Opportunistic Attack
An attack in which the threat actor is almost always trying to make money as fact as possible and with minimal effort.
Insider
A threat agent who has authorized access to an organization and either intentionally or unintentionally carries out an attack.
Competitor
A threat agent who carries out attacks on behalf of an organization and targets competing companies.
Cybercriminal
A subcategory of hacker threat agents. Cybercriminals are willing to take more risks and use more extreme tactics for financial gain.
Nation state
A sovereign state threat that may wage an all-out war on a target and have significant resources for the attack.
Internal Threat
A threat from authorized individuals (insiders) who exploit assigned privileges and inside information to carry out an attack.
External Threat
A threat from individuals or groups not associated with the organization, who seek to gain unauthorized access to data.
Persistent Threat
A threat that seeks to gain access to a network and remain there undetected.
Non-Persistent threat
A threat that focuses on getting into a system and stealing information. It is usually a one-time event, so the attacker is not concerned with detection.
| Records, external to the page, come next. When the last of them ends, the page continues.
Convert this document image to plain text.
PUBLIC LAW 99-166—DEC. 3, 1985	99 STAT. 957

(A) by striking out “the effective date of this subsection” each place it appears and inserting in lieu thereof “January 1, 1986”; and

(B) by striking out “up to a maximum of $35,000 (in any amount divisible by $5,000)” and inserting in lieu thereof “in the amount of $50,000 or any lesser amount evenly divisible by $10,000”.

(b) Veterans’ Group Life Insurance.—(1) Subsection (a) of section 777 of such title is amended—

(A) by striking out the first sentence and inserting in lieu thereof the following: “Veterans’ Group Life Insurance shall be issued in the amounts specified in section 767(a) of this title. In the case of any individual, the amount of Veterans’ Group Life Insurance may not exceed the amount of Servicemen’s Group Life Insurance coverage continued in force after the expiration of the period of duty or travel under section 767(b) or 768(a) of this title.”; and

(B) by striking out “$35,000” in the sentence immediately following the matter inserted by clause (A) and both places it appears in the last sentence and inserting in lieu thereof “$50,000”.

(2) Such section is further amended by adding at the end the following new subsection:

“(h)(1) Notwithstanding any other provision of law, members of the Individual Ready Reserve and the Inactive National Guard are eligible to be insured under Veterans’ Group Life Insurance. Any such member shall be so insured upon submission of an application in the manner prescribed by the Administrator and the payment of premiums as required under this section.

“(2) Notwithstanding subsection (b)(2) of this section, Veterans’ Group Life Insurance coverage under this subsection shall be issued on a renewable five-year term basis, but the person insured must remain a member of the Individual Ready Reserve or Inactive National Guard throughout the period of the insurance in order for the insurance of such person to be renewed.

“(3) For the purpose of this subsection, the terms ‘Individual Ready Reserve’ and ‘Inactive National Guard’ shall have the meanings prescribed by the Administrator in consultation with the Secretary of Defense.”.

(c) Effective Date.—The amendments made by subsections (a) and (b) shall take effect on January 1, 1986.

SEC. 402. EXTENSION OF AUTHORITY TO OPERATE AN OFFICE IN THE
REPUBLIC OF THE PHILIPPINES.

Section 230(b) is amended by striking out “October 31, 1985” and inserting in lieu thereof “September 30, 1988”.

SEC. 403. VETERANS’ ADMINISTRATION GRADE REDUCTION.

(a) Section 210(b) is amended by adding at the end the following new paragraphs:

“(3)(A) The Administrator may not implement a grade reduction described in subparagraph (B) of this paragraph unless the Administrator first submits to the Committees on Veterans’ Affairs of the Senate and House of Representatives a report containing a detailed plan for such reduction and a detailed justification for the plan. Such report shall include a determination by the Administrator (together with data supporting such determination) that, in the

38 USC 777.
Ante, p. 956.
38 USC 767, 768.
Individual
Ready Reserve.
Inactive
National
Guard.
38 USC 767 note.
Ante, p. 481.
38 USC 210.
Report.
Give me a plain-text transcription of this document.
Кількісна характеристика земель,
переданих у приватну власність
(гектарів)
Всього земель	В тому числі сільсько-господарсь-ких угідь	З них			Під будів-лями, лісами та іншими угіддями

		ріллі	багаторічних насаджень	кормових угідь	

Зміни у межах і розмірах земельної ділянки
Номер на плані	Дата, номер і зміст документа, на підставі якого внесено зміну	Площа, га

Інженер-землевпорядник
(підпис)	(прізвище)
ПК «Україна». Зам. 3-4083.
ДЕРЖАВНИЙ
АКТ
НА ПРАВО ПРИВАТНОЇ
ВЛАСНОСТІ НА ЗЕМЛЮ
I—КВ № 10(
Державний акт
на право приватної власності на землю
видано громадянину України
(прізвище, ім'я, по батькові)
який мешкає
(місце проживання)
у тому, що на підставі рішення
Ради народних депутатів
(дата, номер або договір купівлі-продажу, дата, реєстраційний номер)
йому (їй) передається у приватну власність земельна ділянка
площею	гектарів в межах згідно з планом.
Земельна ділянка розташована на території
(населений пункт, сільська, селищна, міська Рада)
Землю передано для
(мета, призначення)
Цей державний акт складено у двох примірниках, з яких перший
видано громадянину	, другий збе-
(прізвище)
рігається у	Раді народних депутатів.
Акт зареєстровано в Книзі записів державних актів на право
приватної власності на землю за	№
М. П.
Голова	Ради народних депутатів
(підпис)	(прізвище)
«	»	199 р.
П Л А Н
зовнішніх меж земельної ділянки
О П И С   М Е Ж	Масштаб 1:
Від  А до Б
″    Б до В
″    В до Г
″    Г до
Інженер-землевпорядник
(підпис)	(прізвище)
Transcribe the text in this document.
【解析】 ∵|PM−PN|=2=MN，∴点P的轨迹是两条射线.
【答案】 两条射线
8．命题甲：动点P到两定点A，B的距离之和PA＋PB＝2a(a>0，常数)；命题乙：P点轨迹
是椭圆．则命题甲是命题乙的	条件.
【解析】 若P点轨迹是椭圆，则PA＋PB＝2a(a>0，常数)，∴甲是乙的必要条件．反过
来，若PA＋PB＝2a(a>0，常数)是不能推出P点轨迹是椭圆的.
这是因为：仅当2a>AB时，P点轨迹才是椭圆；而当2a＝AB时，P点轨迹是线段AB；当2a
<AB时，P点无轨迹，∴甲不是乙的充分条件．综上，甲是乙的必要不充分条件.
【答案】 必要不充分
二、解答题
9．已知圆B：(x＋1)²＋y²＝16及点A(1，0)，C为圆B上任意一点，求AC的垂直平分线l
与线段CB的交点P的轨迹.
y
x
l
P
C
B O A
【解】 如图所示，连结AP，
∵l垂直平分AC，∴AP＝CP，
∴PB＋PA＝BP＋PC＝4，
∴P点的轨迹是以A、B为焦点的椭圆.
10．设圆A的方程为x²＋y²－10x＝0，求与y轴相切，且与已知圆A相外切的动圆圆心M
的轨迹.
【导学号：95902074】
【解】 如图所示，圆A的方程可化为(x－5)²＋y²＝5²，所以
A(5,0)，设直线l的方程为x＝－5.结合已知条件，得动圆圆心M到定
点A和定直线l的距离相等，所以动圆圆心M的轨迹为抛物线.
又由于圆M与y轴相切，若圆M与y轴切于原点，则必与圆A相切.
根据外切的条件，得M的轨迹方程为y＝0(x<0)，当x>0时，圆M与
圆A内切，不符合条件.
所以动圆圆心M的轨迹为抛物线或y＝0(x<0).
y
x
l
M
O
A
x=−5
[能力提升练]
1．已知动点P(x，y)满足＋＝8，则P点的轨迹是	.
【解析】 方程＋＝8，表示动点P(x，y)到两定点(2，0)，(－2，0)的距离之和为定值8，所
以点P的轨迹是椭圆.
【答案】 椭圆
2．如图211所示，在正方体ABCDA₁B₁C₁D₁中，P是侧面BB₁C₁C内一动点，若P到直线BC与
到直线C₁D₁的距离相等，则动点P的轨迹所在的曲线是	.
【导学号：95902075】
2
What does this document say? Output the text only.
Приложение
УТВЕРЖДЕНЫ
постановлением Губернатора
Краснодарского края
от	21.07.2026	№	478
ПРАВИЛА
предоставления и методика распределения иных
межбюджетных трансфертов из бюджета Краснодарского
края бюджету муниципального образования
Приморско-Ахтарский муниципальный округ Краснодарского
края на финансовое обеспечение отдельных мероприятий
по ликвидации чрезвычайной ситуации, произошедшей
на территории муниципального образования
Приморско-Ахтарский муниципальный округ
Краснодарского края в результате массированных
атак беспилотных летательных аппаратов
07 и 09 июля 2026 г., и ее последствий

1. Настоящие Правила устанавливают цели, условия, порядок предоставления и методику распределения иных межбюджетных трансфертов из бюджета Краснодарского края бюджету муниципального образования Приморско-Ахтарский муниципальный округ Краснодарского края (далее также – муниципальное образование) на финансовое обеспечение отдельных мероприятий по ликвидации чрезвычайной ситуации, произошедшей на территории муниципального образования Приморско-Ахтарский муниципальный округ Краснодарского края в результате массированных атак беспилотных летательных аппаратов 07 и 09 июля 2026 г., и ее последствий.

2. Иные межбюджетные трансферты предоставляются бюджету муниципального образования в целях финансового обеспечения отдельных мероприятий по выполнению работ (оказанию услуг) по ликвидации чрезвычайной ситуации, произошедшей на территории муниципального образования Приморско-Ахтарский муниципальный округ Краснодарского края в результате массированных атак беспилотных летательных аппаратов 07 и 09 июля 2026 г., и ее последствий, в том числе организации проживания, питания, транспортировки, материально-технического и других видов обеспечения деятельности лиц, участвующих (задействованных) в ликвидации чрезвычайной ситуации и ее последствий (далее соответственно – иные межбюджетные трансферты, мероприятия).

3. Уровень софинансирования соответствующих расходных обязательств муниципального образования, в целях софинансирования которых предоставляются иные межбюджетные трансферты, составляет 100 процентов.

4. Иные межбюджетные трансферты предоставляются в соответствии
Open-source intelligence (OSINT)
Information that is readily available to the public and doesn’t require any type of malicious activity to obtain.
White hat
A skilled hacker who uses skills and knowledge for defensive purposes only. The white hat hacker interacts only with systems for which express access permission is given.
Black hat
A skilled hacker who uses skills and knowledge for illegal or malicious purposes.
Gray hat
A skilled hacker who falls in the middle of white hat and black hat hackers. The gray hat may cross the line of what is ethical, but usually has good intentions and isn’t malicious like a black hat hacker.
Social Engineering
an attack involving human interaction to obtain information or access.
Footprinting
uses social engineering to obtain as much information as possible about an organization.
Pretexting
Pretexting is a fictitious scenario to persuade someone to perform an action or give information.
Elicitation
a technique to extract information from a target without arousing suspicion.
Preloading
influencing a target’s thoughts, options, and emotions before something happens.
SMiShing
(SMS Phishing) is doing phishing through an SMS message. In other words, tricking a user to download a virus, Trojan horse, or malware onto a cell phone.
Impersonation
pretending to be somebody else and approaching a target to extract information.
SPIM
SPIM is similar to spam, but the malicious link is sent to the target over instant messaging instead of email.
Hoax
type of malicious email with some type of urgent or alarming message to deceive the target.
Hacktivist
a hacker with a political motive.
Script Kiddie
A less-skilled (usually younger) hacker that often relies on automated tools or scripts written by crackers to scan systems at random to find and exploit weaknesses.
White hat hacker
is a professional who helps companies find the vulnerabilities in their security. Also known as an ethical hacker.
Cybercriminal
A person (or team of individuals) who use technology to steal sensitive information for a profit. Cybercriminals are often associated with large organized crime syndicates such as the mafia.
Zero-day vulnerability
Zero-day is a software vulnerability that is unknown to the vendor.
Data loss
The loss of files and documents either accidentally or through malicious acts.
Data breach
The exposure of confidential or protected data, either accidentally or through malicious acts.
Data exfiltration
The unauthorized transfer of information or files from a computer.
Identity Theft
A crime in which an attacker commits fraud by using someone else’s name or existing accounts to obtain money or to purchase items.
Availability Loss
Loss of access to computer resources due to the network being overwhelmed or crashing.